WHITE ROOMS LIKE PICTURES
by Dr. Peter Funken
White rooms that seem like pictures, and sometimes like a dream – this is the impression made by many of the works of Wiebke Maria Wachmann, an artist who shifts and alters the relations between installation, picture, environment and photography, questioning the ambiguities of each.
Wachmann’s snow-white constructions are brighter than daylight, since they are lit by extremely powerful artificial light. Unable to enter these rooms, the viewer experiences Wachmann’s theatrical installations by looking in from outside, through doors or windows, making them appear as three-dimensional images. Due to the way they are built and their translucent brightness, the white interiors appear visually calm, creating space for the viewer’s own projections.
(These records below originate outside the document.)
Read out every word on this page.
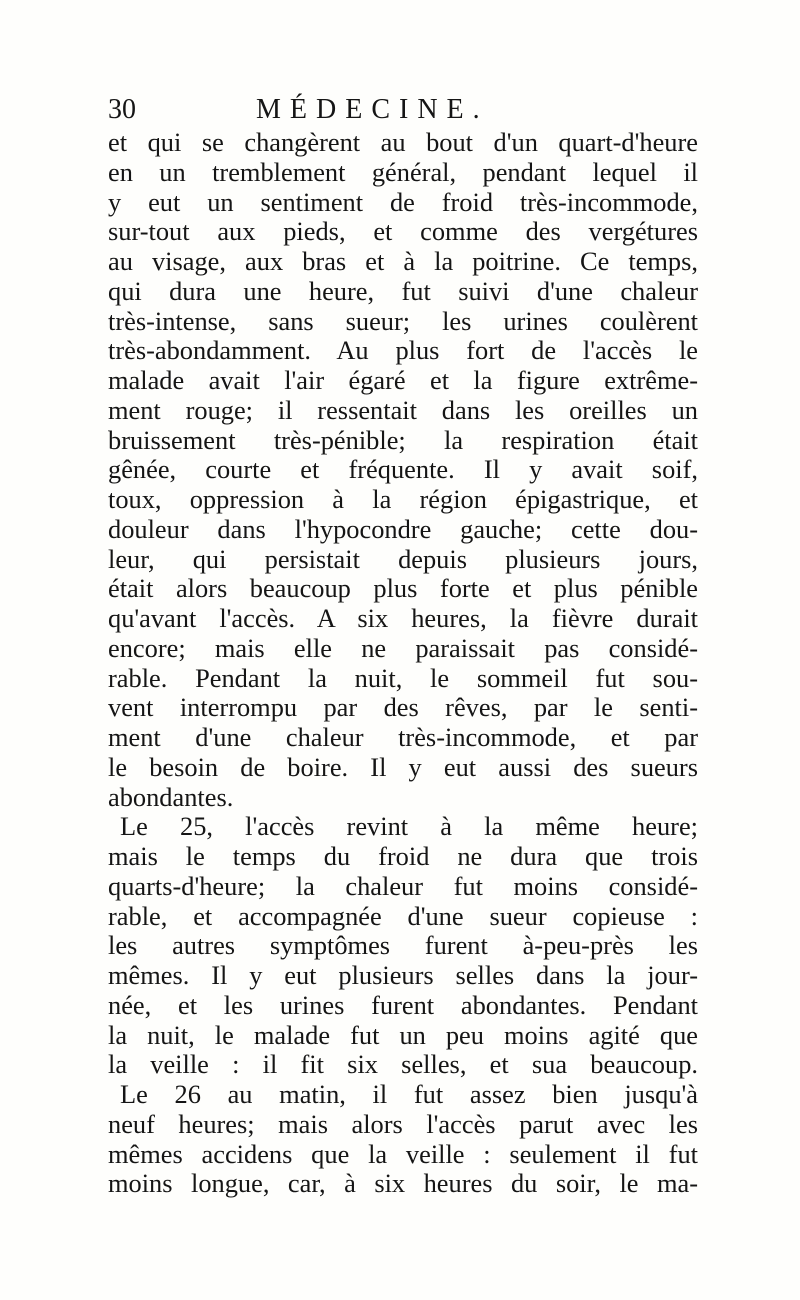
30	MÉDECINE.
et qui se changèrent au bout d'un quart-d'heure
en un tremblement général, pendant lequel il
y eut un sentiment de froid très-incommode,
sur-tout aux pieds, et comme des vergétures
au visage, aux bras et à la poitrine. Ce temps,
qui dura une heure, fut suivi d'une chaleur
très-intense, sans sueur; les urines coulèrent
très-abondamment. Au plus fort de l'accès le
malade avait l'air égaré et la figure extrême-
ment rouge; il ressentait dans les oreilles un
bruissement très-pénible; la respiration était
gênée, courte et fréquente. Il y avait soif,
toux, oppression à la région épigastrique, et
douleur dans l'hypocondre gauche; cette dou-
leur, qui persistait depuis plusieurs jours,
était alors beaucoup plus forte et plus pénible
qu'avant l'accès. A six heures, la fièvre durait
encore; mais elle ne paraissait pas considé-
rable. Pendant la nuit, le sommeil fut sou-
vent interrompu par des rêves, par le senti-
ment d'une chaleur très-incommode, et par
le besoin de boire. Il y eut aussi des sueurs
abondantes.
Le 25, l'accès revint à la même heure;
mais le temps du froid ne dura que trois
quarts-d'heure; la chaleur fut moins considé-
rable, et accompagnée d'une sueur copieuse :
les autres symptômes furent à-peu-près les
mêmes. Il y eut plusieurs selles dans la jour-
née, et les urines furent abondantes. Pendant
la nuit, le malade fut un peu moins agité que
la veille : il fit six selles, et sua beaucoup.
Le 26 au matin, il fut assez bien jusqu'à
neuf heures; mais alors l'accès parut avec les
mêmes accidens que la veille : seulement il fut
moins longue, car, à six heures du soir, le ma-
The objects they contain become floating, barely conceivable events: a reconstructed birch forest or a bed lose their character as objects and lead a shadow-free existence in the realm of the immaterial.
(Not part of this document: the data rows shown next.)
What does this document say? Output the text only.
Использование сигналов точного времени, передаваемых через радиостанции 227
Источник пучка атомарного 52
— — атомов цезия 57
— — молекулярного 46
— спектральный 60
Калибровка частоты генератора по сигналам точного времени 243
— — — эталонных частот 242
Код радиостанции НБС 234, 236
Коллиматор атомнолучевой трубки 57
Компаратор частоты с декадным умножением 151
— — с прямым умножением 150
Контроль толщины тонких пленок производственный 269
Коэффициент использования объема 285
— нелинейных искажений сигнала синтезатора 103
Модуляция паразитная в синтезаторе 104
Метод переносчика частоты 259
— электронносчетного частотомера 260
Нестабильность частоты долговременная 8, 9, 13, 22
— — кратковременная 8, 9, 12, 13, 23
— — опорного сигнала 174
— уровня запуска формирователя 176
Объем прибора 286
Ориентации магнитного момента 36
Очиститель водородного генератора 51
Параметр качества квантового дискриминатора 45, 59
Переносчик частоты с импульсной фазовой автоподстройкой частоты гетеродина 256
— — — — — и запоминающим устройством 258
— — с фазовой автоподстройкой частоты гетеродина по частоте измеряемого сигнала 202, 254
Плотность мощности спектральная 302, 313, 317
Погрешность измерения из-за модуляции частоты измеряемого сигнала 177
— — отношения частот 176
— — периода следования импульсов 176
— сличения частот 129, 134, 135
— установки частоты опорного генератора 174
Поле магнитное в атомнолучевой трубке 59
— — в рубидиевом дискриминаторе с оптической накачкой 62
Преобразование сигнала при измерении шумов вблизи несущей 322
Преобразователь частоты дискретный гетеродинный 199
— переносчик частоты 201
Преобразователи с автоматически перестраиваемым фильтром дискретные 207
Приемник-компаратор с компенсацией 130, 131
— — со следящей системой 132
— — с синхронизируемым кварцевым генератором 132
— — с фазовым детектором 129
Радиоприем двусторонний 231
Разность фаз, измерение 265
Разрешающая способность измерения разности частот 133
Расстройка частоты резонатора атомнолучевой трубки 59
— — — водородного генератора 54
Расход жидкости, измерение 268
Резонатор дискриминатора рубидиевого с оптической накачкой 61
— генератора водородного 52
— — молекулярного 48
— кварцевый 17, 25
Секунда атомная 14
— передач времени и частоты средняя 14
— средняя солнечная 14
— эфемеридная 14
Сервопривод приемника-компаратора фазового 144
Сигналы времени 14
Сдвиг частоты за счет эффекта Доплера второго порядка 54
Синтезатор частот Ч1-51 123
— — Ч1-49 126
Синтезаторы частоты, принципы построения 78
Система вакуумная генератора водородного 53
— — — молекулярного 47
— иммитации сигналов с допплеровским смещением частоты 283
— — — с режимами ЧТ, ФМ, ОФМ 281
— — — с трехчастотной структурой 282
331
Such white light can be almost too much for the eye to bear, as in a piece entitled “… and when the wind walked into the room, time stood still” (2003) that shows a blind (or is it the wing of an angel?) torn out of place by an imaginary gust of wind, and a window ripped out of its frame. In this installation, something violent and phenomenal seems to have taken place, as if lightning had struck and the event had had such an extreme impact that its mark was left on reality not in two-dimensional form (as a shadow, painting or photograph), but in three dimensions as a transparent, sculptural 3D image or something similarly utopian. If one engages with this dazzling sight, a form of illumination may occur, something sublime or strangely surreal: in this situation, I encounter myself outside of familiar conditions.
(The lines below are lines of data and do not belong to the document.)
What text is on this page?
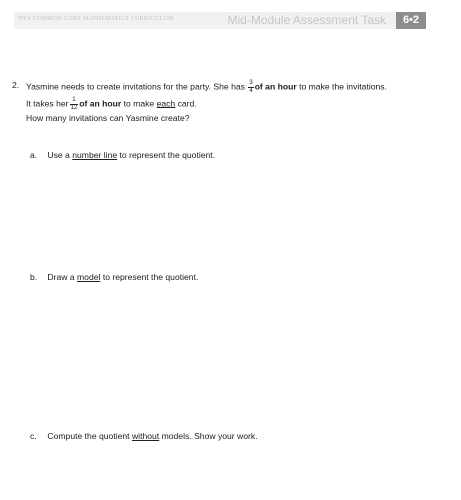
NYS COMMON CORE MATHEMATICS CURRICULUM	Mid-Module Assessment Task	6•2
2. Yasmine needs to create invitations for the party. She has $\frac{3}{4}$ of an hour to make the invitations.
It takes her $\frac{1}{12}$ of an hour to make each card.
How many invitations can Yasmine create?
a. Use a number line to represent the quotient.
b. Draw a model to represent the quotient.
c. Compute the quotient without models. Show your work.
Wiebke Maria Wachmann’s work places the possibilities and potential of art quite literally in a different light: in her installations and picture spaces, moments of new and different modes of perception (and with them facets of new and different modes of being) become reality, pointing to the potential of fiction, immateriality and imagination. Her works, that often provoke ambivalent sensations in viewers, show moments of deterritorialization and dematerialization in ideal form: these are ideas that in earlier times had spiritual and sacred connotations, and which can now be understood via Modernism (or at least one aspect of Modernism, i.e. the concept of the sublime), ideas that lead from Romanticism through to the work of Barnett Newman and Ad Reinhardt in the 20th century, and which were also deeply rooted in the art of the Zero Group and Arte Povera. With her own means and media, Wiebke Maria Wachmann brings this line into the present, continuing to develop a universe of the absolute, the disconcerting and the beautiful.